Function of Insurance Agent



An agent, whether he is doing business in the field of life insurance or general insurance, has to do the following things for his employer (insurer)


(1) Contact with the proposers -


Under this work, the agent establishes contact with such people who have either not insured at all or who are willing to get re-insured, for this he gives them new information related to insurance, solves doubts. Explains the importance of various schemes.



(2) To encourage proponents -


The agent persuades them to get insurance by explaining the plan according to their points such as the information of the plan and the need of the proposer in an effective manner. For this he also has to contact the proposer again and again.


(3) Fulfillment of offer letter:


The agent gives the offer letter of insurance to the proposer and helps to complete it correctly by explaining every point of it, which things are not understood by the proposer, the agent has to explain clearly.


(4) Preparing the necessary forms:


The proposer has to give the necessary forms like birth certificate, medical certificate along with the proposal. The agent also helps him in its arrangement.



(5) Submitting the offer letter after receiving the premium.

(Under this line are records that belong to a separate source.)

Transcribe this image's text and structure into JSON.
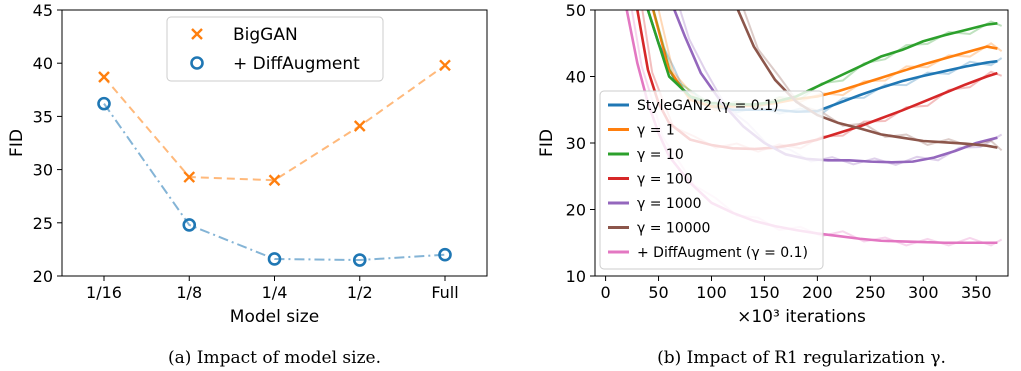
{
  "chart_data": [
    {
      "type": "line",
      "subcaption": "(a) Impact of model size.",
      "xlabel": "Model size",
      "ylabel": "FID",
      "categories": [
        "1/16",
        "1/8",
        "1/4",
        "1/2",
        "Full"
      ],
      "ylim": [
        20,
        45
      ],
      "yticks": [
        20,
        25,
        30,
        35,
        40,
        45
      ],
      "legend_position": "top-center",
      "series": [
        {
          "name": "BigGAN",
          "color": "#ff7f0e",
          "marker": "x",
          "linestyle": "dashed",
          "values": [
            38.7,
            29.3,
            29.0,
            34.1,
            39.8
          ]
        },
        {
          "name": "+ DiffAugment",
          "color": "#1f77b4",
          "marker": "circle",
          "linestyle": "dash-dot",
          "values": [
            36.2,
            24.8,
            21.6,
            21.5,
            22.0
          ]
        }
      ]
    },
    {
      "type": "line",
      "subcaption": "(b) Impact of R1 regularization γ.",
      "xlabel": "×10³ iterations",
      "ylabel": "FID",
      "xlim": [
        -10,
        380
      ],
      "ylim": [
        10,
        50
      ],
      "xticks": [
        0,
        50,
        100,
        150,
        200,
        250,
        300,
        350
      ],
      "yticks": [
        10,
        20,
        30,
        40,
        50
      ],
      "legend_position": "lower-left",
      "series": [
        {
          "name": "StyleGAN2 (γ = 0.1)",
          "color": "#1f77b4",
          "x": [
            40,
            50,
            60,
            70,
            80,
            90,
            100,
            120,
            140,
            160,
            180,
            200,
            220,
            240,
            260,
            280,
            300,
            320,
            340,
            360,
            370
          ],
          "y": [
            50,
            45,
            41,
            38.5,
            37,
            36,
            35.5,
            35,
            35,
            35,
            34.7,
            34.8,
            36,
            37.2,
            38.3,
            39.3,
            40.1,
            40.8,
            41.5,
            42.1,
            42.3
          ]
        },
        {
          "name": "γ = 1",
          "color": "#ff7f0e",
          "x": [
            45,
            60,
            80,
            100,
            120,
            140,
            160,
            180,
            200,
            220,
            240,
            260,
            280,
            300,
            320,
            340,
            360,
            370
          ],
          "y": [
            50,
            41,
            36.5,
            35.5,
            35.5,
            35.6,
            36,
            36.6,
            37,
            37.8,
            38.8,
            39.8,
            40.8,
            41.8,
            42.7,
            43.6,
            44.5,
            44.2
          ]
        },
        {
          "name": "γ = 10",
          "color": "#2ca02c",
          "x": [
            40,
            60,
            80,
            100,
            120,
            140,
            160,
            180,
            200,
            220,
            240,
            260,
            280,
            300,
            320,
            340,
            360,
            370
          ],
          "y": [
            50,
            40,
            37,
            36,
            35.8,
            35.8,
            36.2,
            37,
            38.5,
            40,
            41.5,
            43,
            44,
            45.3,
            46.2,
            47,
            47.8,
            48
          ]
        },
        {
          "name": "γ = 100",
          "color": "#d62728",
          "x": [
            30,
            40,
            50,
            60,
            80,
            100,
            120,
            140,
            160,
            180,
            200,
            220,
            240,
            260,
            280,
            300,
            320,
            340,
            360,
            370
          ],
          "y": [
            50,
            41,
            36,
            33,
            30.5,
            29.7,
            29.2,
            29.1,
            29.3,
            29.8,
            30.5,
            31.5,
            32.5,
            33.7,
            34.9,
            36.2,
            37.5,
            38.8,
            40,
            40.5
          ]
        },
        {
          "name": "γ = 1000",
          "color": "#9467bd",
          "x": [
            65,
            75,
            90,
            110,
            130,
            150,
            170,
            190,
            210,
            230,
            250,
            270,
            290,
            310,
            330,
            350,
            370
          ],
          "y": [
            50,
            46,
            40.5,
            36,
            32.5,
            30,
            28.3,
            27.6,
            27.4,
            27.4,
            27.2,
            27.1,
            27.2,
            27.8,
            28.8,
            30,
            30.8
          ]
        },
        {
          "name": "γ = 10000",
          "color": "#8c564b",
          "x": [
            125,
            140,
            160,
            180,
            200,
            220,
            240,
            260,
            280,
            300,
            320,
            340,
            360,
            370
          ],
          "y": [
            50,
            44.5,
            39.5,
            36.2,
            34.2,
            33,
            32.2,
            31.3,
            30.8,
            30.3,
            30.1,
            29.9,
            29.6,
            29.3
          ]
        },
        {
          "name": "+ DiffAugment (γ = 0.1)",
          "color": "#e377c2",
          "x": [
            20,
            30,
            40,
            50,
            60,
            80,
            100,
            120,
            140,
            160,
            180,
            200,
            220,
            240,
            260,
            280,
            300,
            320,
            340,
            360,
            370
          ],
          "y": [
            50,
            42,
            36,
            31.5,
            28,
            24,
            21,
            19.5,
            18.3,
            17.5,
            16.9,
            16.4,
            16,
            15.6,
            15.3,
            15.2,
            15.1,
            15,
            15,
            15,
            15
          ]
        }
      ]
    }
  ]
}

(6) Informing the insured or his heirs about the receipt of payments to the insured.


(7) To comply with the things/instructions notified by the Insurance Authority.


(8) Advising the proposers regarding the nomination, handing or renewal of the letter of insurance.


(9) To assist in claims payment, loss and destruction of insurance papers etc.



(10) To execute the development works, programs of Life Insurance Corporation, General Insurance Corporation or Insurer.





Prohibitory duties of an insurance agent An insurance agent cannot do the following:


(1) To recover any sum of money for the insurer or the corporation.


(2) To provide commission or discount for insurance.


(3) Acceptance of any risk on the part of the insurer.


Cannot print or distribute any kind of advertisement or magazine without the permission of the corporation or the insurer.


Interfering with the affairs of any other insurance agent or luring, luring, etc., his proposers.


(6) Cannot function without a valid license obtained by the insurer or after the expiry of the period of the license.


(7) To proceed in the territory of any other insurer.

Arjun Singh

नमस्कार दोस्तो, मेरा नाम अर्जुन सिंह है, मैं अभी बी.कॉम से ग्रेजुएशन कर रहा हूं । मुझे लेख लिखना बहुत पसंद है इसलिय में ये ब्लॉग बनाया है, मेरे ब्लॉग पर आने के लिए आपका धन्यवाद!